1924. Erect the Fence II

You are given a 2D integer array trees where trees[i] = [xi, yi] represents the location of the ith tree in the garden.

You are asked to fence the entire garden using the minimum length of rope possible. The garden is well-fenced only if all the trees are enclosed and the rope used forms a perfect circle.
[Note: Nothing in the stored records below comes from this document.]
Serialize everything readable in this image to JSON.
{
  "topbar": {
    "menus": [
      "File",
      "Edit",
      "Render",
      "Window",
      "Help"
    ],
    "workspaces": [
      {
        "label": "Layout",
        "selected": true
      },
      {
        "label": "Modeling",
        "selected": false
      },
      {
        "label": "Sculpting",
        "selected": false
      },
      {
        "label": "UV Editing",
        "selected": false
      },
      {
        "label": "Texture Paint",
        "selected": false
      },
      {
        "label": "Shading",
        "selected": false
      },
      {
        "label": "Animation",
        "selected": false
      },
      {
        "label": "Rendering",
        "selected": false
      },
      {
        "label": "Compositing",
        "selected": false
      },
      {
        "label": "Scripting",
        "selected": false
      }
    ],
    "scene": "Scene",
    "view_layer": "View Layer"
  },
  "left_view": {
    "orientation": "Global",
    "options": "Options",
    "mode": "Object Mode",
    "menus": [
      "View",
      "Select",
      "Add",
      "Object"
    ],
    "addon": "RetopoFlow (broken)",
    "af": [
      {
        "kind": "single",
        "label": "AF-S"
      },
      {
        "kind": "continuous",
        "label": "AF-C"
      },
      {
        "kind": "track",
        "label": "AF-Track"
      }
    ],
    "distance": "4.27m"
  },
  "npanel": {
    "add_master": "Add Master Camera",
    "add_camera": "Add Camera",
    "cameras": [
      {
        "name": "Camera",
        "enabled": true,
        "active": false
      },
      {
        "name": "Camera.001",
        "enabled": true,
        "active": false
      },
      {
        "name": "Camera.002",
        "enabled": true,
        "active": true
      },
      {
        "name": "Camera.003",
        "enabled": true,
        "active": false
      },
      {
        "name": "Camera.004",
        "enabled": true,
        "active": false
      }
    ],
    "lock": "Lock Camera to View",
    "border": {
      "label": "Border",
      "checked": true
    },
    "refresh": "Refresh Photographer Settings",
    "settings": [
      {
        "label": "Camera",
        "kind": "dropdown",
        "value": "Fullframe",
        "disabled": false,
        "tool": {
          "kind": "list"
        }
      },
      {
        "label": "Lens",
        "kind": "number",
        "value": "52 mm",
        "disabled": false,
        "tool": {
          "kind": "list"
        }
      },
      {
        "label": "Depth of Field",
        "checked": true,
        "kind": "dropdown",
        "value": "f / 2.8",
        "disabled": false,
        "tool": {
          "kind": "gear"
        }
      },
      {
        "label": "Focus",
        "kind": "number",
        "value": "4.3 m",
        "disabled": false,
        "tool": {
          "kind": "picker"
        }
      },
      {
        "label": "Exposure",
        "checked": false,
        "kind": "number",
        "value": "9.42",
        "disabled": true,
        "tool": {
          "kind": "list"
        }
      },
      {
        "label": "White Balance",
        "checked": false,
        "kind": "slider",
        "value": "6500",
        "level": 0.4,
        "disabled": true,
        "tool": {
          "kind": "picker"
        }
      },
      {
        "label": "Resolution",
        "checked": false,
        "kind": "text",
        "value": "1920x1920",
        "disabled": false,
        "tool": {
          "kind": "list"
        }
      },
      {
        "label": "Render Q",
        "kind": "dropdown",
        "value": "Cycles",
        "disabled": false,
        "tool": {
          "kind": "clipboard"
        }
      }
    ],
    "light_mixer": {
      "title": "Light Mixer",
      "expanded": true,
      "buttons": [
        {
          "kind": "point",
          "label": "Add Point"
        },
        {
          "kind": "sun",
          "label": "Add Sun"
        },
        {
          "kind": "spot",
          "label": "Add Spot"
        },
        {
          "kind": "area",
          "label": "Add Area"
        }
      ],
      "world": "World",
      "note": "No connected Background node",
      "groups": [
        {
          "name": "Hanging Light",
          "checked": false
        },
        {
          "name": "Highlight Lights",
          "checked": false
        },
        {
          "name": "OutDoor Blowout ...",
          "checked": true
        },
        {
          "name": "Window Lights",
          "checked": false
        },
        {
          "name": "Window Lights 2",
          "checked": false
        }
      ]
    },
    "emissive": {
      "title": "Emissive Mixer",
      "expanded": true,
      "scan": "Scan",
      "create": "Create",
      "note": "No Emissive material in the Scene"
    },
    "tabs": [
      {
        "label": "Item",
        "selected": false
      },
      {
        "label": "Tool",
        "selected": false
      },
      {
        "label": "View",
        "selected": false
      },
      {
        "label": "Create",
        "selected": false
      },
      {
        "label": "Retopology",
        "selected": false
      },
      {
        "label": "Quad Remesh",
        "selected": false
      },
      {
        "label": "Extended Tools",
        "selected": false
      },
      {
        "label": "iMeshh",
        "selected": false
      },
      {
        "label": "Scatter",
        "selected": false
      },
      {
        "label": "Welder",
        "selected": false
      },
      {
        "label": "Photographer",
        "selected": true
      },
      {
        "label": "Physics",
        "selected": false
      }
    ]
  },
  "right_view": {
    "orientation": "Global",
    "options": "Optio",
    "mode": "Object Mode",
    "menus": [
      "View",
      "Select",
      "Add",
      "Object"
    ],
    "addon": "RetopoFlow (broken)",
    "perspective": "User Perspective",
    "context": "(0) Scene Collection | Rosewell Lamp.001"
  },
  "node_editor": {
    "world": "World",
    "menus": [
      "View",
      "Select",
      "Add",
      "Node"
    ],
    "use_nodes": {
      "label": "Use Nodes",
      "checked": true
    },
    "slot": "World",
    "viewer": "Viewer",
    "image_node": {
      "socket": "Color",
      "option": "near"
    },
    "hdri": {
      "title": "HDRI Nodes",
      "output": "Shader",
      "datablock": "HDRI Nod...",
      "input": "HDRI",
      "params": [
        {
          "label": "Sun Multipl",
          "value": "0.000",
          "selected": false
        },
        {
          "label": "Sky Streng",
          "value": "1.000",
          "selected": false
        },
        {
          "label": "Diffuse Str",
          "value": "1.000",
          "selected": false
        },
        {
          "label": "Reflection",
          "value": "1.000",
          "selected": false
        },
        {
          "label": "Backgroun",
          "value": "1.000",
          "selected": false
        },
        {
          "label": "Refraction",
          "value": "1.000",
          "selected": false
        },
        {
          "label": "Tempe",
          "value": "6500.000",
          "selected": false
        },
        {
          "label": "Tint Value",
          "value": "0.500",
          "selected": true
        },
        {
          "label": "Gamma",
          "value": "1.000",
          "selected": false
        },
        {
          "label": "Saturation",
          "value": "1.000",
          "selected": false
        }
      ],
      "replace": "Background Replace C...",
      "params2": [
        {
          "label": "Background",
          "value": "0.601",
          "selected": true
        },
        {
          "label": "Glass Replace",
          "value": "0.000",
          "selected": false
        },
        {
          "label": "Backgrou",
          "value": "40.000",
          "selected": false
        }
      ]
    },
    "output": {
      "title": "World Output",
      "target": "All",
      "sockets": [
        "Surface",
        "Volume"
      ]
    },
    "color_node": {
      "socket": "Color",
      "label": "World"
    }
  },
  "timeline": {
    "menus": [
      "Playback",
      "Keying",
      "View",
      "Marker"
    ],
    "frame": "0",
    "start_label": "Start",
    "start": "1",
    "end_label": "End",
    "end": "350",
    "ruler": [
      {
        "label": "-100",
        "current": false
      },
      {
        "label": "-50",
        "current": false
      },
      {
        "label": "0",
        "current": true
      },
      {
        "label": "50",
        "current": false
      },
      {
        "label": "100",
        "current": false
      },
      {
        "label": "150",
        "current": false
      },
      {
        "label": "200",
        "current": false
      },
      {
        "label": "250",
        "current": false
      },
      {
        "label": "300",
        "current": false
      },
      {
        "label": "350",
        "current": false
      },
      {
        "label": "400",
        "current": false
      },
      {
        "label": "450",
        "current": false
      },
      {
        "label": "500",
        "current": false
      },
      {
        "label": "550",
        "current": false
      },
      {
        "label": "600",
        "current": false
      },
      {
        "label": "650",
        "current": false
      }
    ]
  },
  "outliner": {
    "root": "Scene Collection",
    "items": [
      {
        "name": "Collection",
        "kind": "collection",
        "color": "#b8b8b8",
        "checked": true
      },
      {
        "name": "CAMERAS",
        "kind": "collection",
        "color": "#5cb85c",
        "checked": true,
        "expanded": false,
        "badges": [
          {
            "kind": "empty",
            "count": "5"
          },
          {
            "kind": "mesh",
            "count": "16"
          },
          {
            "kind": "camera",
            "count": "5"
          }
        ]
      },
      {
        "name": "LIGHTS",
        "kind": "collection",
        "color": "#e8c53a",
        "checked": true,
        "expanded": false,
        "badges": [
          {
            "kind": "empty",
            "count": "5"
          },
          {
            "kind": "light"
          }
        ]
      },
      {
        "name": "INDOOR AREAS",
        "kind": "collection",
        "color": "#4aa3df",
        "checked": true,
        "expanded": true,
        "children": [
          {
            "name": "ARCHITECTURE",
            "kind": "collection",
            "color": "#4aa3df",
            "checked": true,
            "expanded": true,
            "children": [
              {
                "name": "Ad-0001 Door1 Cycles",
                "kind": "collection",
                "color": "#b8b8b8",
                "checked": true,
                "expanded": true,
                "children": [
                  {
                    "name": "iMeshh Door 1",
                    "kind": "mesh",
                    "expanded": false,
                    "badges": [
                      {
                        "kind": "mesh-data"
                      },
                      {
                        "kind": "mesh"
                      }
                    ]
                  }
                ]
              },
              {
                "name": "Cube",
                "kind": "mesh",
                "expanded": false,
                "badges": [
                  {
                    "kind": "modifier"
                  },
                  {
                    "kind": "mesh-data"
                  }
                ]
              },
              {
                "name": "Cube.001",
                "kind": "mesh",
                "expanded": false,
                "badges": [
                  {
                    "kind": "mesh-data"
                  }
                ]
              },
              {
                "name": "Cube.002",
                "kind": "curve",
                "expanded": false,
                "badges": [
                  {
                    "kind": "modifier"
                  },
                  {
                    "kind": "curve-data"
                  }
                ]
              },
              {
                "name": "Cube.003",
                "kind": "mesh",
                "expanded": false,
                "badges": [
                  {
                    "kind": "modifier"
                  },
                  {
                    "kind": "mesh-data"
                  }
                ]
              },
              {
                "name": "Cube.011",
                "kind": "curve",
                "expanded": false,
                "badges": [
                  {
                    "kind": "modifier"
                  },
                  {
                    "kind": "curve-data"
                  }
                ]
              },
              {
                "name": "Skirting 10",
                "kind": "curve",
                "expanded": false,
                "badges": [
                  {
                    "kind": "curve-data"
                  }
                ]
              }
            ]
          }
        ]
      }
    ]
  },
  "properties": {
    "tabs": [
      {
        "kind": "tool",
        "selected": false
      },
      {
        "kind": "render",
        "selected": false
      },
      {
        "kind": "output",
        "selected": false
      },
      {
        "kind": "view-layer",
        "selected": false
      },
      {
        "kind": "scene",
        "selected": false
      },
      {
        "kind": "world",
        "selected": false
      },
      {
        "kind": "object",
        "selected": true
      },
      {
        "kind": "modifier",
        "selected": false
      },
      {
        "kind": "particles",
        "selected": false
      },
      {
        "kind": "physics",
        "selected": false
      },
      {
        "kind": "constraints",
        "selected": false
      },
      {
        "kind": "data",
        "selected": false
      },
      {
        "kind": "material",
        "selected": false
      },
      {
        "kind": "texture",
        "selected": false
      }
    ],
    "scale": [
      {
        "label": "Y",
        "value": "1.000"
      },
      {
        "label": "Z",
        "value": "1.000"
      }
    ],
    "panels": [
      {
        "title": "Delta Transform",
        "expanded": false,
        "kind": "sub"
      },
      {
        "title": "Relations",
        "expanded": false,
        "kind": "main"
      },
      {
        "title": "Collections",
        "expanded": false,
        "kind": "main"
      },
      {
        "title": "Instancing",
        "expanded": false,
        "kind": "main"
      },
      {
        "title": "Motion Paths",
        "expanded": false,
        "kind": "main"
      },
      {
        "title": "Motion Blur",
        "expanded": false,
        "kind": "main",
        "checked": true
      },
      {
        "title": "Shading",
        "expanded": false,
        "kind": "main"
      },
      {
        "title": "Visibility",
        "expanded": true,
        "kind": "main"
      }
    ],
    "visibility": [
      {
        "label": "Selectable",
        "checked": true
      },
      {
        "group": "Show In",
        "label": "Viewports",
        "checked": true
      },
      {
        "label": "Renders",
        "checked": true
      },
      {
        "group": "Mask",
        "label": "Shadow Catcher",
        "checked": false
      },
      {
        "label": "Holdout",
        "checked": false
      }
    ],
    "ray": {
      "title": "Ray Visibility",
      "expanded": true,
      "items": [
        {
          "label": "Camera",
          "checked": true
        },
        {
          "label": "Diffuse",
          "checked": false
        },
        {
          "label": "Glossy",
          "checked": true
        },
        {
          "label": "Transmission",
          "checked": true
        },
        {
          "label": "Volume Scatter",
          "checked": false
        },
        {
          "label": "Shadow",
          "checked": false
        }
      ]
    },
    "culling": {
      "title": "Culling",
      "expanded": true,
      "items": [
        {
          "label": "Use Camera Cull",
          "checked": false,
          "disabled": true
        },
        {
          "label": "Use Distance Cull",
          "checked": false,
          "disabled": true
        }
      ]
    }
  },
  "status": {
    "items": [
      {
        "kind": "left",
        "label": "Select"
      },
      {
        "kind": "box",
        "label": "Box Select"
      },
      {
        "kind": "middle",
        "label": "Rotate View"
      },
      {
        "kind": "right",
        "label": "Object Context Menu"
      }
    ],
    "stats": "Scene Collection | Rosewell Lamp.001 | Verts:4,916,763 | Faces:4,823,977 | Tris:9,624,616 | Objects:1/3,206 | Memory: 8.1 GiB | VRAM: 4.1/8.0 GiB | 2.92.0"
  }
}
A tree is considered enclosed if it is inside or on the border of the circle.

More formally, you must form a circle using the rope with a center (x, y) and radius r where all trees lie inside or on the circle and r is minimum.

Return the center and radius of the circle as a length 3 array [x, y, r]. Answers within 10-5 of the actual answer will be accepted.

struct Point {
    double x, y;

    Point operator-(const Point& other) const {
        return {x - other.x, y - other.y};
    }
};

class Solution {
    double dist(Point& a, Point b){
        auto dx = a.x - b.x, dy = a.y - b.y;
        return sqrt(dx*dx + dy*dy);
    }
    double outer(Point& a, Point& b) {
        return a.x * b.y - a.y * b.x;
    }
    double inner(Point& a) {
        return a.x * a.x + a.y * a.y;
    }
    Point centerOf(Point& a, Point& b) {
        return {(a.x + b.x) / 2, (a.y + b.y) / 2};
    }
    Point centerOf(Point& a, Point& b, Point& c){
        Point aa = b - a, bb = c - a;
        double c1 = inner(aa) * 0.5, c2 = inner(bb) * 0.5;
        double d = outer(aa, bb);
        double x = a.x + (c1 * bb.y - c2 * aa.y) / d;
        double y = a.y + (c2 * aa.x - c1 * bb.x) / d;
        return {x, y};
    }
    vector<double> solve(vector<Point>& A) {
        Point p{0,0};
        double r = 0;
        int n = A.size();
        for(int i = 0; i < n; i++) {
            if(dist(p, A[i]) > r) {
                p = A[i], r = 0;
                for(int j = 0; j < i; j++) {
                    if(dist(p, A[j]) > r) {
                        p = centerOf(A[i], A[j]);
                        r = dist(p, A[i]);
                        for(int k = 0; k < j; k++) {
                            if(dist(p, A[k]) > r) {
                                p = centerOf(A[i], A[j], A[k]);
                                r = dist(p, A[k]);
                            }
                        }
                    }
                }
            }
        }
        return {p.x, p.y, r};
    }
public:
    vector<double> outerTrees(vector<vector<int>>& A) {
        sort(begin(A), end(A));
        A.erase(unique(begin(A), end(A)), end(A));
        random_shuffle(begin(A), end(A));
        vector<Point> p;
        for(auto& a : A) {
            p.push_back({1.0 * a[0], 1.0 * a[1]});
        }
        return solve(p);
    }
};